Bir odasına yerleştiğim küçük evin salonu Burcu’nun keçe atölyesi, geldiğimde sabunları hazırlıyordu, görüntünün güzelliğine dayanamadım ve henüz yünler ıslanmadan/keçeleşmeden fotoğrafladım. 



Şimdi yazı odasında blog için yazarken, herbirimizin yaratıcılığımızı besleyen yaşam yerimiz için şükrediyorum. Begüm birkaç gündür, Dalyan’da 35 kişilik bir grup için kolaylaştırıcı olarak çalışıyor, Emre yazı masasında bir yandan kitabını bastırmak üzere duyurular yaparken, diğer yandan blog yazıları yazıyor. Burcu her gün atölyede nice ürün yapıyor, iki gündür de yün boyamada yardıma gelen Kayaköy’den Yeşim bizimle. Dün beş güzel renk çıkardılar ortaya, çok hamaratlar çok:))



Benim de kendime dair bir heyecanım var tabii:)) Üç kitabımı e-kitap (şimdilik sadece PDF) biçiminde okura armağan edeceğim web sitemi bu günlerde gün yüzüne çıkarmak üzereyim. Bu duyuruyu hayatımın yeni döneminde topluluğum içinde yapmak istedim:)) Yakında arkadaşlarım sosyal medyada duyuracaklar…

Bizden son haberler böyle…


13 Eylül 2015 Pazar

Huzurlu Bir Köy (Begüm'den...)

Begüm'ün 13 Ağustos'ta yazdığı ve bana gönderdiği yazıyı; önce yollarda olduğum, sonra da ihmalkarlık ettiğim için ancak paylaşabiliyorum. Buyrunuz...
---------------------------------------------------------------

Bilenler biliyor cennet gibi bir köyde yaşıyoruz biz.
Ne ararsan var; ılıman iklim (gerçi şu bir ay çok sıcak
ama o kadar), her mevsim taze meyve, sebze. Narenciye
biter incir başlar, o biter üzüm, o biter nar. Zeytin genelde
gani, komşularda inek sütü, çökelek bol, tazecik doğal
yumurtalar. Bir taraf orman, diğer taraf göl, 15 dak. ötesi
deniz vs. vs. Hakikaten cennet...

Peki huzur var mı? 'Eh iyidir yine' diye düşünüyodum.
Yani birkaç kavgalı komşu,  işte miras kavgasından
birbirine düşmüş akraba filan her köyde olan şeyler...
Onun dışında kapıyı bacayı açık bırakırız, herkes birbirine
selâm verir, güleryüz her daim ortalıktadır.
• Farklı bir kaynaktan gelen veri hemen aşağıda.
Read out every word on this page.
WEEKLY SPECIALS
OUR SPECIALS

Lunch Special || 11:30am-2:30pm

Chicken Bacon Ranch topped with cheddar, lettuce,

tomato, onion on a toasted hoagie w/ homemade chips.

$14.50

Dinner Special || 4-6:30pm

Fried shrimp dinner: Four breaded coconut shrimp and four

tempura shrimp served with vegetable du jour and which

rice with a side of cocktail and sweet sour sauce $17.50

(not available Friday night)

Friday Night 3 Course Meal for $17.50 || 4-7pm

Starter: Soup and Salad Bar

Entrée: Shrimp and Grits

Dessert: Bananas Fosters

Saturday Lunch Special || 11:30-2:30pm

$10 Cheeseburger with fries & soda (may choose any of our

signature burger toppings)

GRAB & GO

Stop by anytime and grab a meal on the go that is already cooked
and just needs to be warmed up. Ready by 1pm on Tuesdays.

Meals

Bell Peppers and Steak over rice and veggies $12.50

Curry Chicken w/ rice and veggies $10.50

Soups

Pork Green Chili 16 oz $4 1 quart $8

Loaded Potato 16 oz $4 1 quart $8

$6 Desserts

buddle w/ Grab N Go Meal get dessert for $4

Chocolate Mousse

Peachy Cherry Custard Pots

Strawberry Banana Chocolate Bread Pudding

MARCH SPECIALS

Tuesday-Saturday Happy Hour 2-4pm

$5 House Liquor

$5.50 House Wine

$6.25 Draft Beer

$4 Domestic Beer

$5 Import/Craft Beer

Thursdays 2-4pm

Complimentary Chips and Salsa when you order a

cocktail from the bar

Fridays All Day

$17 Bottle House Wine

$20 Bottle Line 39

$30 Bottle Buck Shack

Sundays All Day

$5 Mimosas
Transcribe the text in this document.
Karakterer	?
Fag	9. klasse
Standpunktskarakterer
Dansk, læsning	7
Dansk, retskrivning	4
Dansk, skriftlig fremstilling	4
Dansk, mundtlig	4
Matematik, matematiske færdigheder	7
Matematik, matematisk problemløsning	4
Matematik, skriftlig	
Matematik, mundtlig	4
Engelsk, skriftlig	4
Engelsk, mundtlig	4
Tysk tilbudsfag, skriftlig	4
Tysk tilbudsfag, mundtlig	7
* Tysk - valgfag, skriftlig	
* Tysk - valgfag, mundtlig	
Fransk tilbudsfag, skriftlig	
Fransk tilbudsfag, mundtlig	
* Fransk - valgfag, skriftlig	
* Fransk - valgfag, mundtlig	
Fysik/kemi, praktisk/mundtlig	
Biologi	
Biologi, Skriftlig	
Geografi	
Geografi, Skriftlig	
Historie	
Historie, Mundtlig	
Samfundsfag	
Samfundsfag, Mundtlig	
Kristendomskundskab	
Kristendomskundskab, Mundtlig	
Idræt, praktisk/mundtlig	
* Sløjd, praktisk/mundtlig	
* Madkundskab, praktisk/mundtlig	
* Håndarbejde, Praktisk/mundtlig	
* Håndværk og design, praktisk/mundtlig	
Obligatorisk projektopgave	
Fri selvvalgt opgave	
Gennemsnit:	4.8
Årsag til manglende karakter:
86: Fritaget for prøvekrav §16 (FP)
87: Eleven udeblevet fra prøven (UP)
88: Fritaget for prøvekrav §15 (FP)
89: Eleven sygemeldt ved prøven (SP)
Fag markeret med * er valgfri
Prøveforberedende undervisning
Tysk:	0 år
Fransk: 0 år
Ta ki bize sakallı (siyah) bir erkek gelene kadar. Ya arkadaş
bu devleti (derinini de kendini de) tebrik ediyorum; ne
güzel korku, nefret salmış. Tam da ortalık karışık ya bu
çocuk nereliymiş yoksa pkk'lı mıymış. Töbe estafurullah...
 Zaten yakındaki bir köyün camisinde işidciler yakalanmış.
Efendim orman müdürlüğüne tehdit telefonu gelmiş 'ordaki
 dağları yakarız' diye. Her gece devriye geziyorlarmış şimdi.
Zaten 2 gündür tepemizde helikopterler de geziyor. Jandarma
botu da kanalda bir aşağı bir yukarı.

Hay (burda küfür yazasım geliyo da yazmıcam) bin kunduz.
Ya ne güzel yaşıyoduk arkadaş ne oldu cebine koyim?

Şöyle bir durum tabii ki sonuç olarak:
'Allah devletimize zeval vermesin,  bizi pkk'dan,
işid'den koruyo. Bak sıkıyönetim gibi ortalık e
lazım tabii ki. Sonra biz napardık elin teröristi
köye gelse.'

Pöfff cennet cennet dedik. Al sana cennet!!!